Spencer Private Hospitals %%transformed staff cyber awareness,%% here’s how

Spencer Private Hospitals is a private healthcare provider owned by the NHS in East Kent. As part of their commitment to delivering safe, secure care, the organisation recognised a growing need to address human cyber risk more directly, especially phishing, which remains one of the most common entry points for cyber threats in UK health care.

On the compliance side, Spencer Private Hospitals must meet the UK’s Data Security Protection Toolkit (DSPT), as well as prepare evidence for cyber insurance renewals. “We’ve got to provide assurance that everyone is aware of cybersecurity, UK GDPR, and information governance.”

That led to a search for a UK-based provider that could deliver both ease of use and strong information governance controls. After evaluating a number of vendors, Phishing Tackle stood out. “The demo was great. The system is really easy to use, the price was affordable, and the support, including onboarding and reporting, has been excellent.”
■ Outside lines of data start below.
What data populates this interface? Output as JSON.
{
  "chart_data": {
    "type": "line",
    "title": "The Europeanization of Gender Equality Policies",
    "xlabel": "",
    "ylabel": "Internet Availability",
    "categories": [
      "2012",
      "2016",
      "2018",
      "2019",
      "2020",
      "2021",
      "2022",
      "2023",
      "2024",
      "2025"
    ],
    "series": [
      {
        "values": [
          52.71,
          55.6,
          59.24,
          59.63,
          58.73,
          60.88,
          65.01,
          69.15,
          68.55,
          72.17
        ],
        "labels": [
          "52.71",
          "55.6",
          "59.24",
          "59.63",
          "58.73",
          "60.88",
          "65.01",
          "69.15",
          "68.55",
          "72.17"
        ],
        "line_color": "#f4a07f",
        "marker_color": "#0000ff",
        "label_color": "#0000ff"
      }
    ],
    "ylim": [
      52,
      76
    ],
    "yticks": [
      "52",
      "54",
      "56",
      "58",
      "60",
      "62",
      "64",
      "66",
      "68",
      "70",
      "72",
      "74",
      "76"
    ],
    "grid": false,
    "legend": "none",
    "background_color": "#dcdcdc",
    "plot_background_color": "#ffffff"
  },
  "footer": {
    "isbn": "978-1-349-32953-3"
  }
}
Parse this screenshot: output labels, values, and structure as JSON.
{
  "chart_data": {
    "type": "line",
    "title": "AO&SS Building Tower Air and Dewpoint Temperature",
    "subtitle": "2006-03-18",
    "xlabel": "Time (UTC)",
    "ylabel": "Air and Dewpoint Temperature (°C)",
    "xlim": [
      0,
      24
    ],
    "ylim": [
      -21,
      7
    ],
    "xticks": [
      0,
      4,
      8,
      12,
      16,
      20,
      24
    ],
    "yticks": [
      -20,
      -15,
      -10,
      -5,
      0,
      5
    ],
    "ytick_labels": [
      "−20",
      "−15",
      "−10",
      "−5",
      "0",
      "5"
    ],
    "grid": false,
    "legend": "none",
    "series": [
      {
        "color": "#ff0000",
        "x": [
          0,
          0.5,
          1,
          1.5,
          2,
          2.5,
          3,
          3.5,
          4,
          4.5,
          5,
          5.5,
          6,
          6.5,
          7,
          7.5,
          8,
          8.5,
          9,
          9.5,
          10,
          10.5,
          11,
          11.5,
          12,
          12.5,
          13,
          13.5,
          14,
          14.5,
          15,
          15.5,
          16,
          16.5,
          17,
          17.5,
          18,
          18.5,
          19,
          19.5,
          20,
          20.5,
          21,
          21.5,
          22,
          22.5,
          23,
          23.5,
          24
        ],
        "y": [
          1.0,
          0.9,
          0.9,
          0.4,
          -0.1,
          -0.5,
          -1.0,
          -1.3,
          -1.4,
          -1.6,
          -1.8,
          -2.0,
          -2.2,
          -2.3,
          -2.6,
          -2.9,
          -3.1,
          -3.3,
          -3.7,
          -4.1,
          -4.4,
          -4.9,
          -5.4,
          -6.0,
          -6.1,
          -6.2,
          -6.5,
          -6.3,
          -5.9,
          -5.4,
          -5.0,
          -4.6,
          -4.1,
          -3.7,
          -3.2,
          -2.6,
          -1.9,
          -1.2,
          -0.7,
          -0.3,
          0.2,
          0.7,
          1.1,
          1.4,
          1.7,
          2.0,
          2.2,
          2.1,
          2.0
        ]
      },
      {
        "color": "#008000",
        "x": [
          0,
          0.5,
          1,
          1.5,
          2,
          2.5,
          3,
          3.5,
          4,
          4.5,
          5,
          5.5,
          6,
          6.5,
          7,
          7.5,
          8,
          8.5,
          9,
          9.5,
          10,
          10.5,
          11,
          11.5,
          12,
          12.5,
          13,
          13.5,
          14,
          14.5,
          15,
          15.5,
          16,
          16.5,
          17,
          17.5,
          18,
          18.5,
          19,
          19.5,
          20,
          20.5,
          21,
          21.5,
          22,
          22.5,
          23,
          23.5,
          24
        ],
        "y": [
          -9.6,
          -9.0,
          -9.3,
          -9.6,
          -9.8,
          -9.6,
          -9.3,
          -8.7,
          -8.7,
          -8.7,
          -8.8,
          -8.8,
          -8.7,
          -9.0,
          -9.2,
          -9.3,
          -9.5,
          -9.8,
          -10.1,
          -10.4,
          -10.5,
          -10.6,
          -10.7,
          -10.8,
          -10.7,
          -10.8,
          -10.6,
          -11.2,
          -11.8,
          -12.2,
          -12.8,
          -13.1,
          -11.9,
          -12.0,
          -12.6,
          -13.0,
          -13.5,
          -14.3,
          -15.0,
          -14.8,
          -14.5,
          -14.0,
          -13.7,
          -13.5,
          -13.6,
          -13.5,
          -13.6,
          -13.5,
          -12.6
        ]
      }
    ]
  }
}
Over the last two years, Spencer Private Hospitals has integrated phishing simulations into their existing security workflow, replacing generic e-learning. The platform’s integration with Microsoft 365 and the addition of a “phish hook” reporting button have made it easier for staff to take action and for leadership to track results.

The reporting features have had a particularly strong impact. “We’ve recently done a deep dive into the reporting, and it really sold the message to the senior management team. It’s now a control on our risk register.”

Looking ahead, Spencer Private Hospitals plans to further leverage the platform for engagement and compliance, especially as they consider frameworks like Cyber Essentials.